In caffe I create a simple network to classifying face images as follows:
myExampleNet.prototxt
name: "myExample"
layer {
name: "example"
type: "Data"
top: "data"
top: "label"
include {
phase: TRAIN
}
transform_param {
scale: 0.00390625
}
data_param {
source: "examples/myExample/myExample_train_lmdb"
batch_size: 64
backend: LMDB
}
}
layer {
name: "mnist"
type: "Data"
top: "data"
top: "label"
include {
phase: TEST
}
transform_param {
scale: 0.00390625
}
data_param {
source: "examples/myExample/myExample_test_lmdb"
batch_size: 100
backend: LMDB
}
}
layer {
name: "ip1"
type: "InnerProduct"
bottom: "data"
top: "ip1"
param {
lr_mult: 1
}
param {
lr_mult: 2
}
inner_product_param {
num_output: 50
weight_filler {
type: "xavier"
}
bias_filler {
type: "constant"
}
}
}
layer {
name: "relu1"
type: "ReLU"
bottom: "ip1"
top: "ip1"
}
layer {
name: "ip2"
type: "InnerProduct"
bottom: "ip1"
top: "ip2"
param {
lr_mult: 1
}
param {
lr_mult: 2
}
inner_product_param {
num_output: 155
weight_filler {
type: "xavier"
}
bias_filler {
type: "constant"
}
}
}
layer {
name: "accuracy"
type: "Accuracy"
bottom: "ip2"
bottom: "label"
top: "accuracy"
include {
phase: TEST
}
}
layer {
name: "loss"
type: "SoftmaxWithLoss"
bottom: "ip2"
bottom: "label"
top: "loss"
}
myExampleSolver.prototxt
net: "examples/myExample/myExampleNet.prototxt"
test_iter: 15
test_interval: 500
base_lr: 0.01
momentum: 0.9
weight_decay: 0.0005
lr_policy: "inv"
gamma: 0.0001
power: 0.75
display: 100
max_iter: 30000
snapshot: 5000
snapshot_prefix: "examples/myExample/myExample"
solver_mode: CPU
I use convert_imageset
of caffe to create LMDB database and my data has about 40000 training and 16000 testing data in face. 155 cases and each one has about 260 and 100 images of train and test respectively.

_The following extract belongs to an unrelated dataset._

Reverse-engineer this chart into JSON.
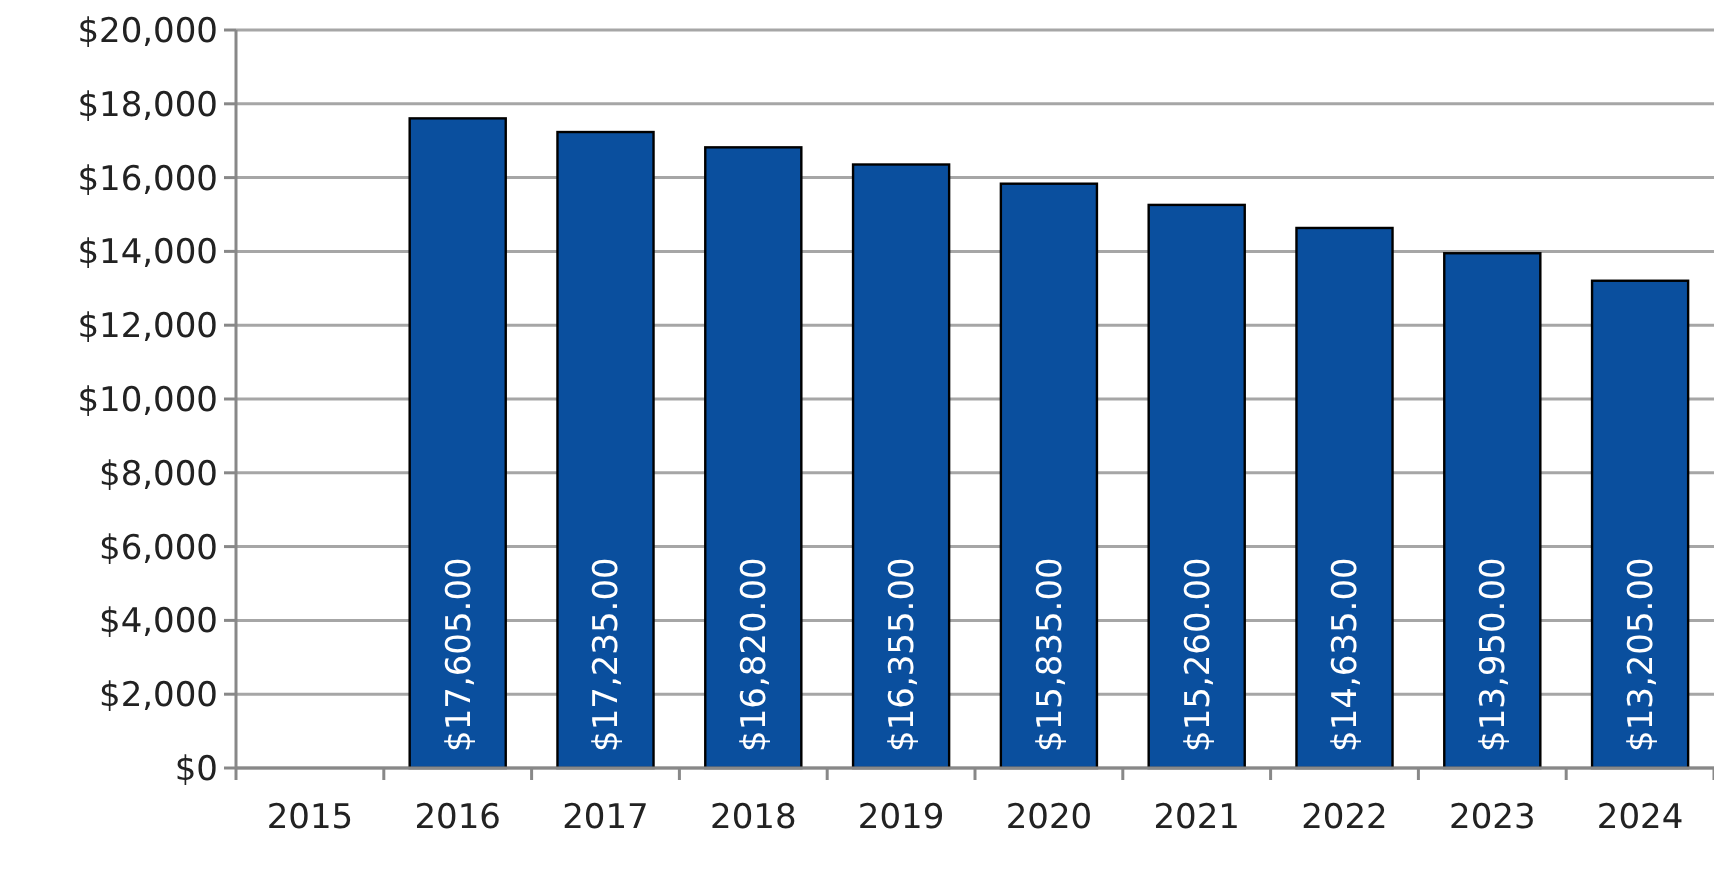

I use this command for training data:
build/tools/convert_imageset -resize_height=100 -resize_width=100 -shuffle examples/myExample/myData/data/ examples/myExample/myData/data/labels_train.txt examples/myExample/myExample_train_lmdb
and this command for test data:
build/tools/convert_imageset -resize_height=100 -resize_width=100 -shuffle examples/myExample/myData/data/ examples/myExample/myData/data/labels_test.txt examples/myExample/myExample_test_lmdb
But after 30000 iterations my loss is high and the accuracy is low:
...
I0127 09:25:55.602881 27305 solver.cpp:310] Iteration 30000, loss = 4.98317
I0127 09:25:55.602917 27305 solver.cpp:330] Iteration 30000, Testing net (#0)

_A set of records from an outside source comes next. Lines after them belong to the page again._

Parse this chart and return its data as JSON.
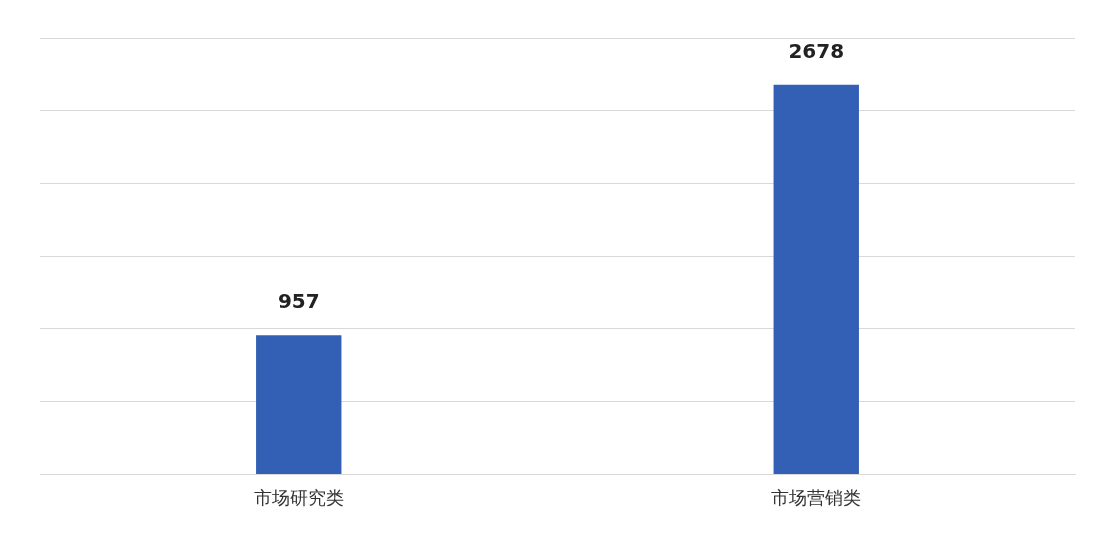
{
  "chart_data": {
    "type": "bar",
    "categories": [
      "市场研究类",
      "市场营销类"
    ],
    "values": [
      957,
      2678
    ],
    "color": "#3360b4",
    "data_labels": true,
    "ylim": [
      0,
      3000
    ],
    "yticks": [
      {
        "value": 0,
        "label": null
      },
      {
        "value": 500,
        "label": null
      },
      {
        "value": 1000,
        "label": null
      },
      {
        "value": 1500,
        "label": null
      },
      {
        "value": 2000,
        "label": null
      },
      {
        "value": 2500,
        "label": null
      },
      {
        "value": 3000,
        "label": null
      }
    ],
    "grid": "y",
    "tick_labels": "x"
  }
}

I0127 09:25:55.602926 27305 net.cpp:676] Ignoring source layer example
I0127 09:25:55.827739 27305 solver.cpp:397] Test net output #0: accuracy = 0.0126667
I0127 09:25:55.827764 27305 solver.cpp:397] Test net output #1: loss = 5.02207 (* 1 = 5.02207 loss)
and when I change my dataset to mnist and change the ip2
layer num_output
from 155 to 10, the loss is dramatically reduced and accuracy increases!
Which part is wrong?
There is not necessarily something wrong in your code.
The fact that you get these good results for MNIST says indeed that you have a model that is 'correct' in the sense that it does not produce coding errors etc, but it is in no way any guarantee that it will perform well in another, different problem.
Keep in mind that, in principle, it is much easier to predict a 10-class problem (like MNIST) than a 155-class one; the baseline (i.e. simple random guessing) accuracy in the first case is about 10%, while for the second case is only ~ 0.65%. Add that your data size (comparable to MNIST) is not bigger either (are they also color pictures, i.e. 3-channels in contrast with the single-channel MNIST?), and your results may start looking not that puzzling and surprising.
Additionally, it has turned out that MNIST is notoriously easy to fit (I have been trying myself to build models that will not fit MNIST well, without much success so far), and you easily reach a conclusion that has now become common wisdom in the community, i.e. that good performance on MNIST does not say really much for a model architecture.